Ähnliches beabsichtigt der Künstler Serdar Somuncu – nur noch viel krasser. Als er sich – noch Comedian-like – bei Krömer als „außen deutsch, innen türkisch“ vorstellt, lachen viele. Aber als er nach mit einem seitwärts ausgestreckten rechten Arm konkretisiert: „in der Frau auch innen türkisch“ und mit markanter, parolengeübter Stimme „In der deutschen Frau besonders!“ nachlegt, bleibt es erstaunlich still. Somuncu ist so zynisch, dass das Publikum oft nicht weiß, ob es lachen darf, soll oder gar muss. Denn Somuncu kann verstörend „deutsch“ wirken – vielleicht auch, weil er sich auf der Bühne intensiv mit Hitlers „Mein Kampf“ auseinandergesetzt hat, rund 1500 Mal aus diesem Pamphlet vorlas, um es zu entzaubern. Vor Interessierten, Schülern, Kritikern und ihm ausgesprochen feindlich gesinnten Nazis, teils unter Polizeischutz und mit kugelsicherer Weste.
Aber zurück zu Krömer: Es erstaunt, wie leicht es ihm und seinem Gast gelingt, zwischen schuljungenhaftem Geblödel und ernsthaften Themen hin und her zu springen.

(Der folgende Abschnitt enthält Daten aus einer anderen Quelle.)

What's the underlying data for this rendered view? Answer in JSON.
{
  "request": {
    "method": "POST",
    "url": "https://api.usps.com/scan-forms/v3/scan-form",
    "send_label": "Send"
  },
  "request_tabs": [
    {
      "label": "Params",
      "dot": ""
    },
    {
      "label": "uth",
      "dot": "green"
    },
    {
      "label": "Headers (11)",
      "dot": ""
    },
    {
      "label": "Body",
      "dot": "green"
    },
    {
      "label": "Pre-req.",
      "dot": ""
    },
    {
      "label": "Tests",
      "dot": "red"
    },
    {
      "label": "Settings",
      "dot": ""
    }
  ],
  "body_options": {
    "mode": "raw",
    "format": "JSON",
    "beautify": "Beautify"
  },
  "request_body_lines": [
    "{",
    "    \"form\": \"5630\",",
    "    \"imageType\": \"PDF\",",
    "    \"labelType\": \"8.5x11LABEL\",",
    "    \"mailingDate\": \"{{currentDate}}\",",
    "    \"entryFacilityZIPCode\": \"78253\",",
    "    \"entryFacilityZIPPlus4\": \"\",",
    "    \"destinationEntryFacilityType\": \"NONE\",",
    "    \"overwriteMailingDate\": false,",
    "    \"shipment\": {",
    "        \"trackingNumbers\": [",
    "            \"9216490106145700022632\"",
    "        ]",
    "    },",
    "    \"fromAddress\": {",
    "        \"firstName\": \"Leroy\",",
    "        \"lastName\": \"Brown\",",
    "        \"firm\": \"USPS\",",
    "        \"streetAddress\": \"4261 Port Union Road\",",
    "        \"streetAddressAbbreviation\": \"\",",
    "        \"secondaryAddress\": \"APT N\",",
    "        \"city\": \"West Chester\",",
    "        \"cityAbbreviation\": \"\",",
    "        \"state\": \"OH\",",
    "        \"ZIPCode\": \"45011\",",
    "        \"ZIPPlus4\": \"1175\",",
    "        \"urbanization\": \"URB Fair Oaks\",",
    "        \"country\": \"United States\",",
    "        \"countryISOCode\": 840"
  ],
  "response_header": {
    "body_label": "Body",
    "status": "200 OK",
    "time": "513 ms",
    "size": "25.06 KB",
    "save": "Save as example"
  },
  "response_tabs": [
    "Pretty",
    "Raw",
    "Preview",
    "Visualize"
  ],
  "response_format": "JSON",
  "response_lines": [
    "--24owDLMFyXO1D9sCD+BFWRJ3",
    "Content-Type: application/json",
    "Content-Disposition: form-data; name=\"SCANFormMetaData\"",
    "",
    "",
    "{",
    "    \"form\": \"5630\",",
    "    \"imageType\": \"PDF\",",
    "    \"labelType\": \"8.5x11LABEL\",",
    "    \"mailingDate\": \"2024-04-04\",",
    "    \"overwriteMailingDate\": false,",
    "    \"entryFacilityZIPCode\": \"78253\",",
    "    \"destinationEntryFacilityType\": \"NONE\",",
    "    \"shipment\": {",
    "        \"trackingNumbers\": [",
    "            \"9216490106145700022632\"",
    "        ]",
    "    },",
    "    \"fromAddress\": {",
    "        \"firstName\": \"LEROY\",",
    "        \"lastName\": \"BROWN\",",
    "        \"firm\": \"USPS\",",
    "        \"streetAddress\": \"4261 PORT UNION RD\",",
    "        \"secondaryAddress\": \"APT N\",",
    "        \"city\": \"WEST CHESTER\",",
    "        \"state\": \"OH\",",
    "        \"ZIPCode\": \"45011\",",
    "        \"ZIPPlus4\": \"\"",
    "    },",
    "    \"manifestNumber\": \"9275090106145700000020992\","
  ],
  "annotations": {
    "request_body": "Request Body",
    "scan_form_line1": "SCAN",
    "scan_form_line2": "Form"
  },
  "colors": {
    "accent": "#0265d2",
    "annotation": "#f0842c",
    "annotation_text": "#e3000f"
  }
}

Eben noch ziehen sich beide die Hosen aus und albern im mit Blümchendecke bezogenen Bett herum, und keine 5 Minuten später sinniert Somuncu über sein Programm, in dem er flächendeckend beleidige und ihn dem ihm auffalle, dass diejenigen, die aktuell betroffen sind, am meisten zetern. Aber auch am lautesten mitlachen, wenn über andere Minderheiten gelacht werde. Oder dass es nicht Krömers und sein Auftrag sei, stumpf zu unterhalten, sondern die Zeit mit irgendwas zu füllen. Nein, Somuncu ist kein Blödelbarde.
Zusammen bildeten beide ein Dreamteam, das intelligente Unterhaltung zustande brachte. Schade, dass die immer nur nachts stattfindet, während es in der Prim Time sachte dahinplätschert…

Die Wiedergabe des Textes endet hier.